Welcome to the world of cured meats.

Welcome to all. I’m starting this blog as a gift to the king of animals. The pig. This honorable animal, which is so often seen generically as “the other white meat”, and eaten as a tasteless grilled pork chop, has in past been so much more, and I want to resurrect that. My goal isn’t to write a blog about the various way to cook pig, there are 1000 blogs like that already, it is about my dedication to one particular form of working this creature - making salumi, charcuterie or cured meats. To my mind, this is his ultimate expression.

I have a two goals for this blog (for now, those goals may expand as I write, but let’s keep it simple):

1) To document my experiments in the craft of making cured meats : salumi or charcuterie.
2) To educate readers about making these items at home, and answer questions about issues I’ve come across myself.

I guess let’s start with a definition of what exactly salumi making or charcuterie is. Both words generally mean the same thing. It is the craft of working meat products, most often pork into various forms for various reasons: flavor, textural changes, and importantly, preservation. Today is is done less for preservation, and more for textural and flavor reasons. If you've ever eaten a salame, prosciutto, a pate' or even a sausage, you've had charcuterie.

While charcuterie can encompass cured and fresh products, my concentration will be on cured products such as prosciutto, salame and coppa, as this is what I prefer, and what what generally has little documentation on the web. Making sausages can be fun, and very tasty, but it isn’t particularly difficult, and I’ll therefore spend less time on that. And, while I said this blog is about the pig, some products will also use other animals, but pork will make up the great majority.

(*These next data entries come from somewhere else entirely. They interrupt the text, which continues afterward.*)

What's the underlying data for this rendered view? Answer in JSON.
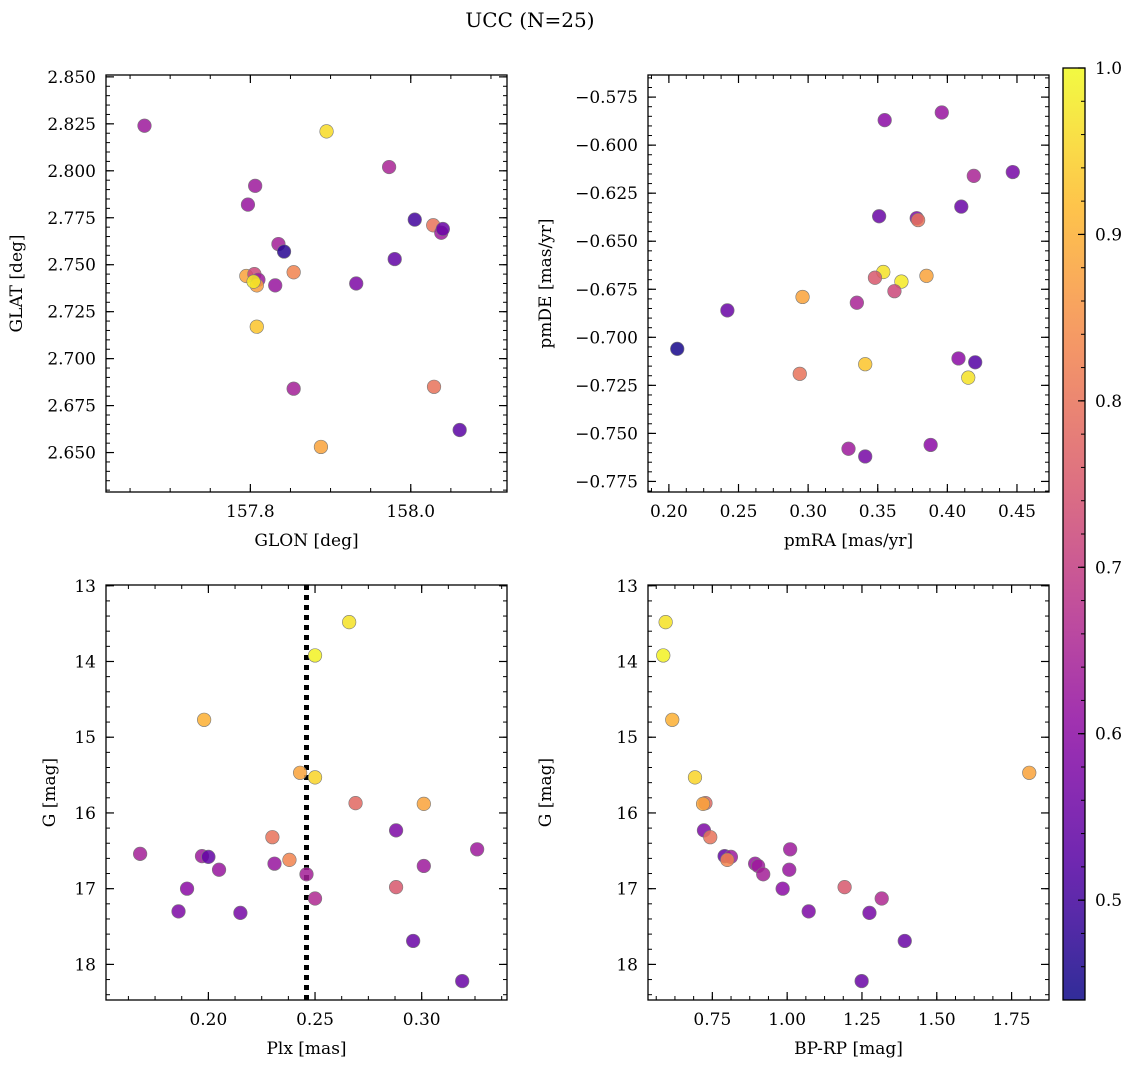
{
  "figure": {
    "title": "UCC (N=25)"
  },
  "colorbar": {
    "colormap": "plasma",
    "range": [
      0.44,
      1.0
    ],
    "ticks": [
      0.5,
      0.6,
      0.7,
      0.8,
      0.9,
      1.0
    ],
    "tick_labels": [
      "0.5",
      "0.6",
      "0.7",
      "0.8",
      "0.9",
      "1.0"
    ]
  },
  "chart_data": [
    {
      "type": "scatter",
      "xlabel": "GLON [deg]",
      "ylabel": "GLAT [deg]",
      "xlim": [
        157.62,
        158.12
      ],
      "ylim": [
        2.629,
        2.851
      ],
      "y_inverted": false,
      "xticks": [
        157.8,
        158.0
      ],
      "xtick_labels": [
        "157.8",
        "158.0"
      ],
      "yticks": [
        2.65,
        2.675,
        2.7,
        2.725,
        2.75,
        2.775,
        2.8,
        2.825,
        2.85
      ],
      "ytick_labels": [
        "2.650",
        "2.675",
        "2.700",
        "2.725",
        "2.750",
        "2.775",
        "2.800",
        "2.825",
        "2.850"
      ],
      "points": [
        {
          "x": 157.668,
          "y": 2.824,
          "c": 0.63
        },
        {
          "x": 157.895,
          "y": 2.821,
          "c": 0.96
        },
        {
          "x": 157.973,
          "y": 2.802,
          "c": 0.65
        },
        {
          "x": 157.806,
          "y": 2.792,
          "c": 0.63
        },
        {
          "x": 157.797,
          "y": 2.782,
          "c": 0.62
        },
        {
          "x": 158.005,
          "y": 2.774,
          "c": 0.5
        },
        {
          "x": 158.028,
          "y": 2.771,
          "c": 0.8
        },
        {
          "x": 158.038,
          "y": 2.767,
          "c": 0.63
        },
        {
          "x": 158.04,
          "y": 2.769,
          "c": 0.55
        },
        {
          "x": 157.835,
          "y": 2.761,
          "c": 0.64
        },
        {
          "x": 157.842,
          "y": 2.757,
          "c": 0.47
        },
        {
          "x": 157.98,
          "y": 2.753,
          "c": 0.54
        },
        {
          "x": 157.854,
          "y": 2.746,
          "c": 0.83
        },
        {
          "x": 157.795,
          "y": 2.744,
          "c": 0.88
        },
        {
          "x": 157.805,
          "y": 2.745,
          "c": 0.72
        },
        {
          "x": 157.81,
          "y": 2.742,
          "c": 0.63
        },
        {
          "x": 157.808,
          "y": 2.739,
          "c": 0.87
        },
        {
          "x": 157.804,
          "y": 2.741,
          "c": 0.98
        },
        {
          "x": 157.831,
          "y": 2.739,
          "c": 0.62
        },
        {
          "x": 157.932,
          "y": 2.74,
          "c": 0.58
        },
        {
          "x": 157.808,
          "y": 2.717,
          "c": 0.93
        },
        {
          "x": 157.854,
          "y": 2.684,
          "c": 0.64
        },
        {
          "x": 158.029,
          "y": 2.685,
          "c": 0.8
        },
        {
          "x": 158.061,
          "y": 2.662,
          "c": 0.53
        },
        {
          "x": 157.888,
          "y": 2.653,
          "c": 0.88
        }
      ]
    },
    {
      "type": "scatter",
      "xlabel": "pmRA [mas/yr]",
      "ylabel": "pmDE [mas/yr]",
      "xlim": [
        0.185,
        0.473
      ],
      "ylim": [
        -0.7805,
        -0.5635
      ],
      "y_inverted": false,
      "xticks": [
        0.2,
        0.25,
        0.3,
        0.35,
        0.4,
        0.45
      ],
      "xtick_labels": [
        "0.20",
        "0.25",
        "0.30",
        "0.35",
        "0.40",
        "0.45"
      ],
      "yticks": [
        -0.775,
        -0.75,
        -0.725,
        -0.7,
        -0.675,
        -0.65,
        -0.625,
        -0.6,
        -0.575
      ],
      "ytick_labels": [
        "−0.775",
        "−0.750",
        "−0.725",
        "−0.700",
        "−0.675",
        "−0.650",
        "−0.625",
        "−0.600",
        "−0.575"
      ],
      "points": [
        {
          "x": 0.396,
          "y": -0.583,
          "c": 0.62
        },
        {
          "x": 0.355,
          "y": -0.587,
          "c": 0.6
        },
        {
          "x": 0.419,
          "y": -0.616,
          "c": 0.65
        },
        {
          "x": 0.447,
          "y": -0.614,
          "c": 0.57
        },
        {
          "x": 0.41,
          "y": -0.632,
          "c": 0.55
        },
        {
          "x": 0.351,
          "y": -0.637,
          "c": 0.55
        },
        {
          "x": 0.378,
          "y": -0.638,
          "c": 0.58
        },
        {
          "x": 0.379,
          "y": -0.639,
          "c": 0.8
        },
        {
          "x": 0.354,
          "y": -0.666,
          "c": 0.97
        },
        {
          "x": 0.348,
          "y": -0.669,
          "c": 0.75
        },
        {
          "x": 0.367,
          "y": -0.671,
          "c": 0.98
        },
        {
          "x": 0.385,
          "y": -0.668,
          "c": 0.88
        },
        {
          "x": 0.362,
          "y": -0.676,
          "c": 0.72
        },
        {
          "x": 0.296,
          "y": -0.679,
          "c": 0.88
        },
        {
          "x": 0.335,
          "y": -0.682,
          "c": 0.65
        },
        {
          "x": 0.242,
          "y": -0.686,
          "c": 0.55
        },
        {
          "x": 0.206,
          "y": -0.706,
          "c": 0.45
        },
        {
          "x": 0.408,
          "y": -0.711,
          "c": 0.6
        },
        {
          "x": 0.42,
          "y": -0.713,
          "c": 0.52
        },
        {
          "x": 0.341,
          "y": -0.714,
          "c": 0.93
        },
        {
          "x": 0.294,
          "y": -0.719,
          "c": 0.8
        },
        {
          "x": 0.415,
          "y": -0.721,
          "c": 0.97
        },
        {
          "x": 0.388,
          "y": -0.756,
          "c": 0.6
        },
        {
          "x": 0.329,
          "y": -0.758,
          "c": 0.63
        },
        {
          "x": 0.341,
          "y": -0.762,
          "c": 0.57
        }
      ]
    },
    {
      "type": "scatter",
      "xlabel": "Plx [mas]",
      "ylabel": "G [mag]",
      "xlim": [
        0.152,
        0.34
      ],
      "ylim": [
        12.99,
        18.47
      ],
      "y_inverted": true,
      "xticks": [
        0.2,
        0.25,
        0.3
      ],
      "xtick_labels": [
        "0.20",
        "0.25",
        "0.30"
      ],
      "yticks": [
        13,
        14,
        15,
        16,
        17,
        18
      ],
      "ytick_labels": [
        "13",
        "14",
        "15",
        "16",
        "17",
        "18"
      ],
      "vline": {
        "x": 0.246,
        "style": "dotted"
      },
      "points": [
        {
          "x": 0.266,
          "y": 13.48,
          "c": 0.97
        },
        {
          "x": 0.25,
          "y": 13.92,
          "c": 0.99
        },
        {
          "x": 0.198,
          "y": 14.77,
          "c": 0.9
        },
        {
          "x": 0.243,
          "y": 15.47,
          "c": 0.88
        },
        {
          "x": 0.25,
          "y": 15.53,
          "c": 0.95
        },
        {
          "x": 0.269,
          "y": 15.87,
          "c": 0.78
        },
        {
          "x": 0.301,
          "y": 15.88,
          "c": 0.88
        },
        {
          "x": 0.288,
          "y": 16.23,
          "c": 0.58
        },
        {
          "x": 0.23,
          "y": 16.32,
          "c": 0.8
        },
        {
          "x": 0.326,
          "y": 16.48,
          "c": 0.63
        },
        {
          "x": 0.168,
          "y": 16.54,
          "c": 0.64
        },
        {
          "x": 0.197,
          "y": 16.57,
          "c": 0.63
        },
        {
          "x": 0.2,
          "y": 16.58,
          "c": 0.54
        },
        {
          "x": 0.238,
          "y": 16.62,
          "c": 0.83
        },
        {
          "x": 0.231,
          "y": 16.67,
          "c": 0.62
        },
        {
          "x": 0.301,
          "y": 16.7,
          "c": 0.63
        },
        {
          "x": 0.205,
          "y": 16.75,
          "c": 0.62
        },
        {
          "x": 0.246,
          "y": 16.81,
          "c": 0.64
        },
        {
          "x": 0.288,
          "y": 16.98,
          "c": 0.75
        },
        {
          "x": 0.19,
          "y": 17.0,
          "c": 0.6
        },
        {
          "x": 0.25,
          "y": 17.13,
          "c": 0.66
        },
        {
          "x": 0.186,
          "y": 17.3,
          "c": 0.58
        },
        {
          "x": 0.215,
          "y": 17.32,
          "c": 0.57
        },
        {
          "x": 0.296,
          "y": 17.69,
          "c": 0.55
        },
        {
          "x": 0.319,
          "y": 18.22,
          "c": 0.55
        }
      ]
    },
    {
      "type": "scatter",
      "xlabel": "BP-RP [mag]",
      "ylabel": "G [mag]",
      "xlim": [
        0.535,
        1.875
      ],
      "ylim": [
        12.99,
        18.47
      ],
      "y_inverted": true,
      "xticks": [
        0.75,
        1.0,
        1.25,
        1.5,
        1.75
      ],
      "xtick_labels": [
        "0.75",
        "1.00",
        "1.25",
        "1.50",
        "1.75"
      ],
      "yticks": [
        13,
        14,
        15,
        16,
        17,
        18
      ],
      "ytick_labels": [
        "13",
        "14",
        "15",
        "16",
        "17",
        "18"
      ],
      "points": [
        {
          "x": 0.594,
          "y": 13.48,
          "c": 0.97
        },
        {
          "x": 0.586,
          "y": 13.92,
          "c": 0.99
        },
        {
          "x": 0.616,
          "y": 14.77,
          "c": 0.9
        },
        {
          "x": 0.692,
          "y": 15.53,
          "c": 0.95
        },
        {
          "x": 1.809,
          "y": 15.47,
          "c": 0.88
        },
        {
          "x": 0.727,
          "y": 15.87,
          "c": 0.78
        },
        {
          "x": 0.719,
          "y": 15.88,
          "c": 0.88
        },
        {
          "x": 0.722,
          "y": 16.23,
          "c": 0.58
        },
        {
          "x": 0.743,
          "y": 16.32,
          "c": 0.8
        },
        {
          "x": 1.01,
          "y": 16.48,
          "c": 0.63
        },
        {
          "x": 0.791,
          "y": 16.57,
          "c": 0.54
        },
        {
          "x": 0.812,
          "y": 16.58,
          "c": 0.63
        },
        {
          "x": 0.8,
          "y": 16.62,
          "c": 0.83
        },
        {
          "x": 0.893,
          "y": 16.67,
          "c": 0.62
        },
        {
          "x": 0.903,
          "y": 16.7,
          "c": 0.63
        },
        {
          "x": 1.007,
          "y": 16.75,
          "c": 0.62
        },
        {
          "x": 0.92,
          "y": 16.81,
          "c": 0.64
        },
        {
          "x": 1.192,
          "y": 16.98,
          "c": 0.75
        },
        {
          "x": 0.985,
          "y": 17.0,
          "c": 0.6
        },
        {
          "x": 1.316,
          "y": 17.13,
          "c": 0.66
        },
        {
          "x": 1.072,
          "y": 17.3,
          "c": 0.58
        },
        {
          "x": 1.275,
          "y": 17.32,
          "c": 0.57
        },
        {
          "x": 1.393,
          "y": 17.69,
          "c": 0.55
        },
        {
          "x": 1.249,
          "y": 18.22,
          "c": 0.55
        }
      ]
    }
  ]
}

So, if you’ve ever been interested in how cured meats can be made at home, follow along. Posts may not come very often; this is an craft that requires patience as curing time for various products can be 6 months or longer. I’m also quite busy with life, so posts will come as I have a chance to write them.

In the next blog entries I’ll be introducing the various items and accessories which will be needed to produce salumi at home. For now,I’ve babbled enough.